Far beneath Yellowstone’s famous geysers, the ground is quietly on the move. Parts of the volcanic system are rising by millimeters to centimeters, forming a broad, city-scale bulge that only shows up in precise measurements. I see a story not of imminent catastrophe, but of how a dense web of instruments now tracks every subtle shift in one of the world’s most closely watched volcanoes.
That quiet uplift has returned along the volcano’s north rim, where a feature known as the Norris Uplift Anomaly is again pushing the surface upward. The change is too small for visitors to notice, yet sensitive sensors and satellites are mapping it in fine detail, turning Yellowstone into a real-time laboratory for how restless calderas breathe.
Yellowstone’s restless floor and a Chicago-sized bulge
Yellowstone has always been a dynamic landscape, but the current pattern of uplift is unusually focused along the north rim of the Yellowstone Caldera. Scientists describe a Chicago-sized bulge that has risen about an inch since July, a reminder that the volcanic system is still very much alive beneath Yellowstone National Park. I find it striking that such a large feature can grow in a matter of months while remaining invisible to anyone standing on the ground.
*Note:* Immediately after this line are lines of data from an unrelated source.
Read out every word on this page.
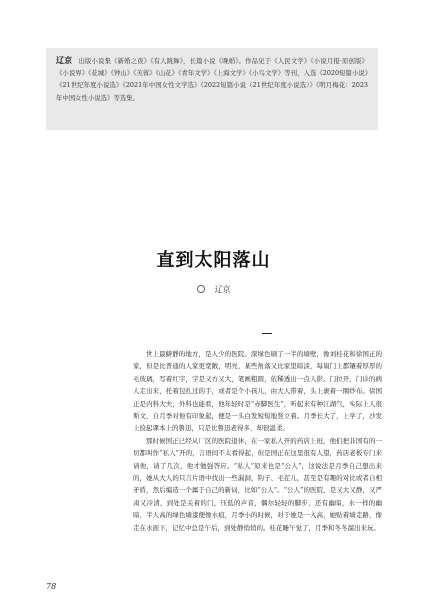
辽京 出版小说集《新婚之夜》《有人跳舞》，长篇小说《晚婚》。作品见于《人民文学》《小说月报·原创版》《小说界》《花城》《钟山》《芙蓉》《山花》《青年文学》《上海文学》《小鸟文学》等刊，入选《2020短篇小说》《21世纪年度小说选》《2021年中国女性文学选》《2022短篇小说（21世纪年度小说选）》《明月梅花：2023年中国女性小说选》等选集。
直到太阳落山
辽京

世上最僻静的地方，是人少的医院。深绿色刷了一半的墙壁，像刘桂花和徐国正的家，但是比普通的人家更宽敞、明亮，某些角落又比家里暗淡，每扇门上都镶着厚厚的毛玻璃，写着红字，字是又方又大，笔画粗圆，依稀透出一点人影。门拉开，门诊的病人走出来，托着包扎过的手，或者是个小孩儿，由大人带着，头上裹着一圈纱布。徐国正是内科大夫，外科也能看，他年轻时是“赤脚医生”，听起来有种江湖气，实际上人很斯文，自月季对他有印象起，便是一头白发短短地竖立着。月季长大了，上学了，沙发上捡起课本上的鲁迅，只是比鲁迅老得多，却很温柔。

那时候国正已经从厂区的医院退休，在一家私人开的药店上班，他们把非国有的一切都叫作“私人”开的，言语间不太看得起，但是国正在这里很有人望，药店老板专门来请他，请了几次，他才勉强答应。“私人”原来也是“公人”，这说法是月季自己想出来的，她从大人的只言片语中找出一些漏洞，钩子、毛茬儿，甚至是有趣的对比或者自相矛盾，然后编造一个属于自己的新词，比如“公人”。“公人”的医院，是又大又静，又严肃又冷清，到处是关着的门，压低的声音，偶尔轻轻的脚步，还有幽暗，水一样的幽暗，半人高的绿色墙漆便像水痕，月季小的时候，对于她是一入高，她贴着墙走路，像走在水面下，记忆中总是午后，到处静悄悄的。桂花睡午觉了，月季和冬冬溜出来玩。

78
Researchers say this swelling is centered near the caldera’s edge and is being tracked as a city-scale deformation zone that continues to evolve. Reports note that Scientists are monitoring a Chicago-sized bulge along the volcano’s north rim that has risen an inch since July, and that the feature lies along the Yellowstone Caldera in Yellowstone National Park. A separate account underscores that There is a city-sized uplift along the caldera’s north rim, reinforcing the scale of the deformation that is now under close watch.
The return of the Norris Uplift Anomaly
The Chicago-scale bulge is part of a broader pattern centered on a feature volcanologists call the Norris Uplift Anomaly, or NUA. This anomaly, located near the Norris Geyser Basin, has a history of rising and falling by roughly an inch over multi-year cycles, behavior that points to shifting fluids and heat beneath the surface rather than a single, linear build-up toward eruption. When I look at the current reports, what stands out is that the NUA has “come back” after a period of relative quiet, resuming a familiar pattern of uplift.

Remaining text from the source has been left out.